PRINCIPES DE LA SCIENCE SOCIALE
PAR M. H.-C. CAREY (De Philadelphie)
TRADUITS EN FRANÇAIS PAR MM. SAINT-GERMAIN-LEDUC ET AUG. PLANCHE
1861
CHAPITRE XVIII :
CONTINUATION DU MÊME SUJET.
§ 9. — Toute mesure qui tend à produire une interruption dans le mouvement sociétaire au dehors, tend également à produire un effet identique à l'intérieur.
L'action et la réaction sont égales et opposées l'une à l'autre ; la balle qui en arrête une autre dans sa course se trouve retardée, sinon complètement arrêtée, dans son propre mouvement vers le point où elle avait été dirigée. Il en est de même à l'égard des Sociétés. Tout mouvement de la France qui tend à arrêter la circulation de l'Allemagne et de l'Italie tend également à produire le même effet a l'intérieur ; et les Français souffrent, lorsque les armées de la France détruisent le commerce de ses voisins. Il en est de même à l'égard de l'Angleterre, relativement à l'Irlande, à l'Inde, aux Antilles, à l'Espagne et à tous les autres pays.

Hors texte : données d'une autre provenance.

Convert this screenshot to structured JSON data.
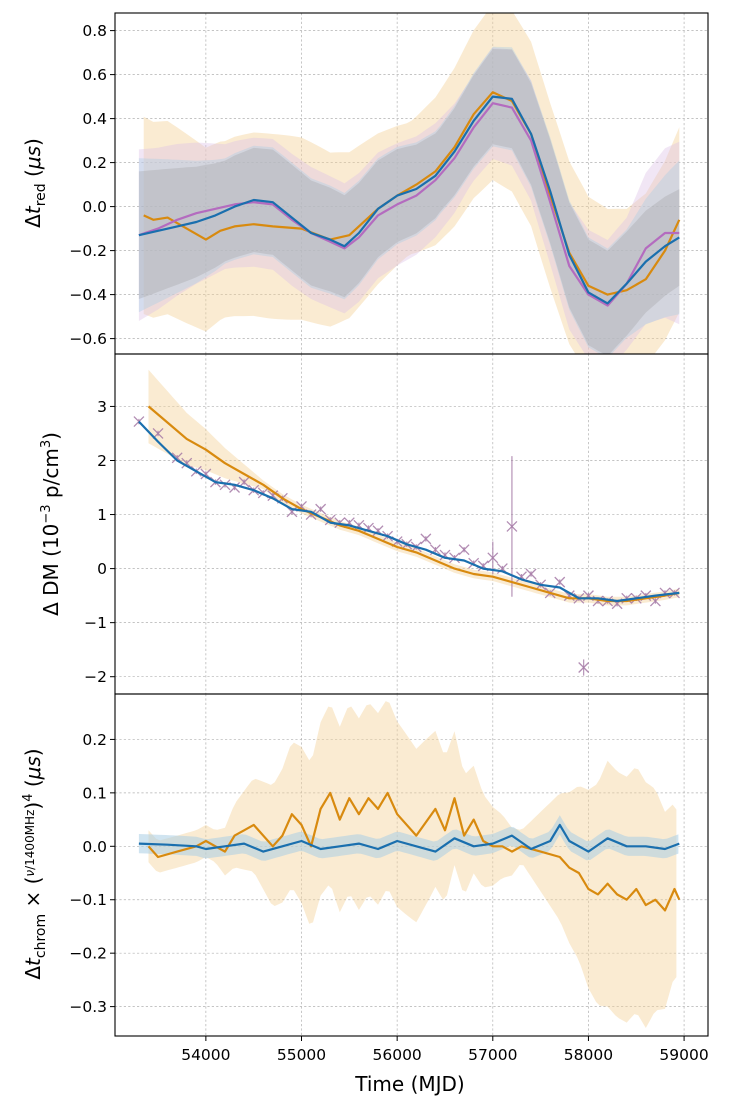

Les intérêts réels de toute société doivent être favorisés par l'adoption de mesures tendant à produire l'accroissement du commerce au sein de chacune d'elles et par ce moyen, accroissant la valeur de l'homme, diminuant la valeur de toutes les denrées nécessaires à ses besoins, facilitant le développement de l'intelligence, et permettant ainsi, de plus en plus, aux individus d'associer leurs efforts à ceux de leurs voisins, pour conquérir sur la nature ce pouvoir qui constitue la richesse ; et conséquemment c'est alors qu'on verrait un intérêt personnel éclairé pousser tous les hommes à apporter, dans le maniement des affaires publiques, le même esprit qui devrait animer tout chrétien dans ses rapports avec ses semblables.
Tel n'a pas été, et très malheureusement, l'esprit dans lequel a été dirigée la politique anglaise. Purement égoïste elle a cherché à anéantir partout le commerce, et à lui substituer partout le trafic ; par ce moyen, diminuant la valeur de l'homme, augmentant la valeur de toutes les denrées dont il avait besoin pour ses desseins, arrêtant le développement de son intelligence, l'empêchant d'obtenir le pouvoir sur les forces de la nature, et le maintenant ainsi dans cet état de pauvreté qui en fait un simple instrument entre les mains du soldat et du trafiquant. C'est pour accomplir ces desseins que le monde entier a été entouré d'une ceinture de colonies, que des alliances ont été conclues et brisées, que des milliards de liv. sterl. ont été dépensés en guerres ruineuses (18), que des milliards d'existences humaines ont été sacrifiés ; et le résultat peut se constater dans ce fait, qu'aujourd'hui elle reste seule debout sur les ruines, qu'elle a faites elle-même.
Comme elle a arrêté le mouvement de la Société en Portugal, son ancien et fidèle allié, lui est maintenant à charge et devient inutile même pour les besoins du trafic anglais. Il en est de même à l'égard de la Turquie et des Indes orientales et occidentales qui toutes deux sont des sources d'inquiétude et non de profit. Si nous nous rapprochons de l'Angleterre elle-même, l'Irlande — pays qui possède en abondance tous les éléments de richesse — offre aux regards, et pour la première fois dans l'histoire, une nation qui peu à peu disparaît de la surface du globe au sein de la paix la plus profonde. Si nous jetons les regards sur l'Écosse, nous y voyons la terre immobilisée et ceux qui l'occupaient partout expulsés pour faire place aux moutons, tandis que pour ainsi dire des millions d'individus aux alentours sont constamment en danger de mourir de faim (19). Si nous passons de la campagne à cette immense cité commerciale de Glasgow, nous y rencontrons les individus qui ont été expulsés, vivant dans un état de misère complète qui n'a pas été surpassé même en Irlande (20). Arrivés dans l'Angleterre même nous trouvons une métropole qui a pris un développement excessif et une grande ville de commerce, et c'est entre ces divers points que l'on constate presque toute la circulation de l'empire. Telles sont les conséquences funestes d'un trafic mal entendu toujours faisant la guerre et épuisant le pays, et se substituant au commerce toujours pacifique et fortifiant.